YANGON: Myanmar said its military was conducting a rare court martial following a probe into alleged mass graves in crisis-hit Rakhine state, two years after a bloody crackdown drove some 740,000 Rohingya into Bangladesh.

In February 2018, an Associated Press report spoke of at least five mass graves of Rohingya in Rakhine’s Gu Dar Pyin village — a claim denied by the government, which said the bodies were those of “terrorists”.

But the military’s official website said on Saturday that an investigation had found “weakness in following instructions” in Gu Dar Pyin, and that a court martial would “proceed in accordance with the procedures of Military Justice”.

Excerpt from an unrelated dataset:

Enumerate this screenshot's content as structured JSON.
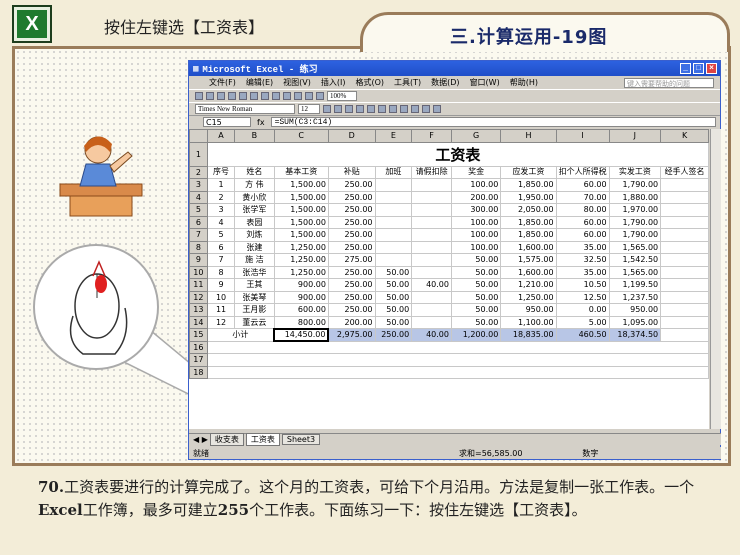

Military spokesman Zaw Min Tun confirmed the probe on Sunday, and said the report of mass graves “is just an allegation”. But “detailed information cannot be released yet”, he said.

The report described grisly violence at the hands of soldiers and Buddhist vigilantes, who allegedly attacked villagers with guns, knives, rocket launchers and grenades before dumping bodies into pits and dousing them with acid. Estimates from survivors in Bangladesh put the death toll in the hundreds, the report said. Security forces claimed they were under attack by some 500 villagers, and that they had acted “in self-defence”.

UN investigators want Myanmar generals prosecuted for genocide for overseeing the brutal crackdown in Rakhine state. The army denies the allegation, calling the 2017 operation a proportionate response to militant attacks on police posts.

Rights groups say the military has done little to hold anyone accountable for atrocities. It previously admitted that members of the security forces had helped kill 10 Rohingya in a different Rakhine village in September 2017.

Four officers and three soldiers were sentenced to 10 years in prison with hard labour, but a prison official said in May that they were “no longer in detention”.